OptiRepair: Closed-Loop Diagnosis and Repair of Supply Chain Optimization Models with LLM Agents
Ruicheng Ao, David Simchi-Levi, Xinshang Wang
TL;DR
OptiRepair splits this task into a domain-agnostic feasibility phase (iterative IIS-guided repair of any LP) and a domain-specific validation phase (five rationality checks grounded in inventory theory) and trains two 8B-parameter models using self-taught reasoning with solver-verified rewards.
Abstract
Problem Definition. Supply chain optimization models frequently become infeasible because of modeling errors. Diagnosis and repair require scarce OR expertise: analysts must interpret solver diagnostics, trace root causes across echelons, and fix formulations without sacrificing operational soundness. Whether AI agents can perform this task remains untested. Methodology/Results. OptiRepair splits this task into a domain-agnostic feasibility phase (iterative IIS-guided repair of any LP) and a domain-specific validation phase (five rationality checks grounded in inventory theory). We test 22 API models from 7 families on 976 multi-echelon supply chain problems and train two 8B-parameter models using self-taught reasoning with solver-verified rewards. The trained models reach 81.7% Rational Recovery Rate (RRR) -- the fraction of problems resolved to both feasibility and operational rationality -- versus 42.2% for the best API model and 21.3% on average. The gap concentrates in Phase 1 repair: API models average 27.6% recovery rate versus 97.2% for trained models. Managerial Implications.
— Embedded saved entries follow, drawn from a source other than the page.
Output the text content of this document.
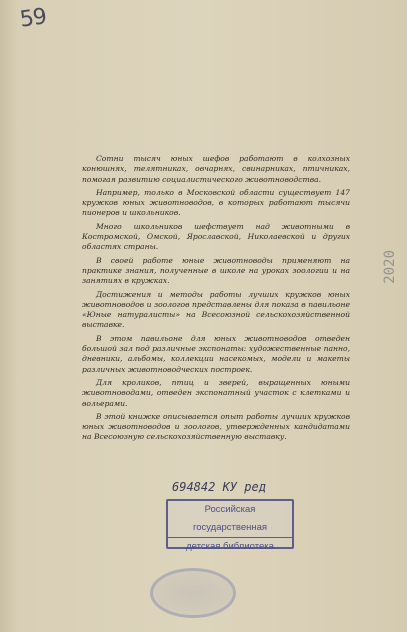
59
2020

Сотни тысяч юных шефов работают в колхозных конюшнях, телятниках, овчарнях, свинарниках, птичниках, помогая развитию социалистического животноводства.

Например, только в Московской области существует 147 кружков юных животноводов, в которых работают тысячи пионеров и школьников.

Много школьников шефствует над животными в Костромской, Омской, Ярославской, Николаевской и других областях страны.

В своей работе юные животноводы применяют на практике знания, полученные в школе на уроках зоологии и на занятиях в кружках.

Достижения и методы работы лучших кружков юных животноводов и зоологов представлены для показа в павильоне «Юные натуралисты» на Всесоюзной сельскохозяйственной выставке.

В этом павильоне для юных животноводов отведен большой зал под различные экспонаты: художественные панно, дневники, альбомы, коллекции насекомых, модели и макеты различных животноводческих построек.

Для кроликов, птиц и зверей, выращенных юными животноводами, отведен экспонатный участок с клетками и вольерами.

В этой книжке описывается опыт работы лучших кружков юных животноводов и зоологов, утвержденных кандидатами на Всесоюзную сельскохозяйственную выставку.

694842 КУ ред
Российская государственная
детская библиотека
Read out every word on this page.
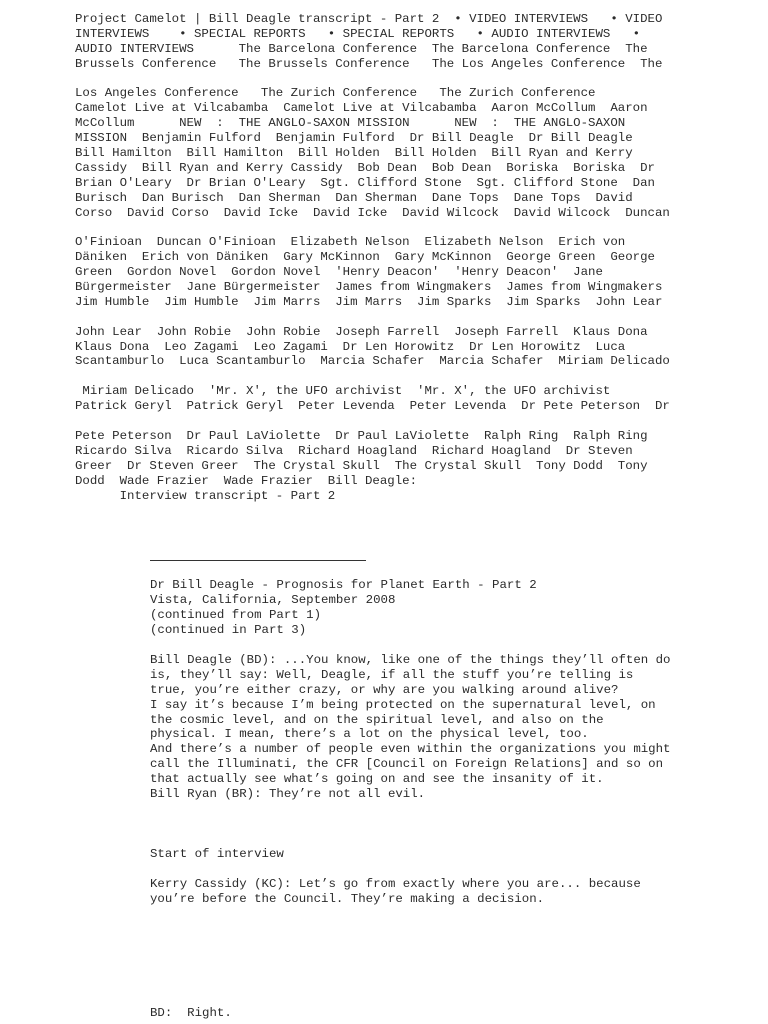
Project Camelot | Bill Deagle transcript - Part 2  • VIDEO INTERVIEWS   • VIDEO
INTERVIEWS    • SPECIAL REPORTS   • SPECIAL REPORTS   • AUDIO INTERVIEWS   •
AUDIO INTERVIEWS      The Barcelona Conference  The Barcelona Conference  The
Brussels Conference   The Brussels Conference   The Los Angeles Conference  The
Los Angeles Conference   The Zurich Conference   The Zurich Conference
Camelot Live at Vilcabamba  Camelot Live at Vilcabamba  Aaron McCollum  Aaron
McCollum      NEW  :  THE ANGLO-SAXON MISSION      NEW  :  THE ANGLO-SAXON
MISSION  Benjamin Fulford  Benjamin Fulford  Dr Bill Deagle  Dr Bill Deagle
Bill Hamilton  Bill Hamilton  Bill Holden  Bill Holden  Bill Ryan and Kerry
Cassidy  Bill Ryan and Kerry Cassidy  Bob Dean  Bob Dean  Boriska  Boriska  Dr
Brian O'Leary  Dr Brian O'Leary  Sgt. Clifford Stone  Sgt. Clifford Stone  Dan
Burisch  Dan Burisch  Dan Sherman  Dan Sherman  Dane Tops  Dane Tops  David
Corso  David Corso  David Icke  David Icke  David Wilcock  David Wilcock  Duncan
O'Finioan  Duncan O'Finioan  Elizabeth Nelson  Elizabeth Nelson  Erich von
Däniken  Erich von Däniken  Gary McKinnon  Gary McKinnon  George Green  George
Green  Gordon Novel  Gordon Novel  'Henry Deacon'  'Henry Deacon'  Jane
Bürgermeister  Jane Bürgermeister  James from Wingmakers  James from Wingmakers
Jim Humble  Jim Humble  Jim Marrs  Jim Marrs  Jim Sparks  Jim Sparks  John Lear
John Lear  John Robie  John Robie  Joseph Farrell  Joseph Farrell  Klaus Dona
Klaus Dona  Leo Zagami  Leo Zagami  Dr Len Horowitz  Dr Len Horowitz  Luca
Scantamburlo  Luca Scantamburlo  Marcia Schafer  Marcia Schafer  Miriam Delicado
Miriam Delicado  'Mr. X', the UFO archivist  'Mr. X', the UFO archivist
Patrick Geryl  Patrick Geryl  Peter Levenda  Peter Levenda  Dr Pete Peterson  Dr
Pete Peterson  Dr Paul LaViolette  Dr Paul LaViolette  Ralph Ring  Ralph Ring
Ricardo Silva  Ricardo Silva  Richard Hoagland  Richard Hoagland  Dr Steven
Greer  Dr Steven Greer  The Crystal Skull  The Crystal Skull  Tony Dodd  Tony
Dodd  Wade Frazier  Wade Frazier  Bill Deagle:
Interview transcript - Part 2
Dr Bill Deagle - Prognosis for Planet Earth - Part 2
Vista, California, September 2008
(continued from Part 1)
(continued in Part 3)
Bill Deagle (BD): ...You know, like one of the things they’ll often do
is, they’ll say: Well, Deagle, if all the stuff you’re telling is
true, you’re either crazy, or why are you walking around alive?
I say it’s because I’m being protected on the supernatural level, on
the cosmic level, and on the spiritual level, and also on the
physical. I mean, there’s a lot on the physical level, too.
And there’s a number of people even within the organizations you might
call the Illuminati, the CFR [Council on Foreign Relations] and so on
that actually see what’s going on and see the insanity of it.
Bill Ryan (BR): They’re not all evil.
Start of interview
Kerry Cassidy (KC): Let’s go from exactly where you are... because
you’re before the Council. They’re making a decision.
BD:  Right.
Two gaps separate current AI from reliable model repair: solver interaction (API models restore only 27.6% of infeasible formulations) and operational rationale (roughly one in four feasible repairs violate supply chain theory). Each requires a different intervention: solver interaction responds to targeted training; operational rationale requires explicit specification as solver-verifiable checks. For organizations adopting AI in operational planning, formalizing what "rational" means in their context is the higher-return investment.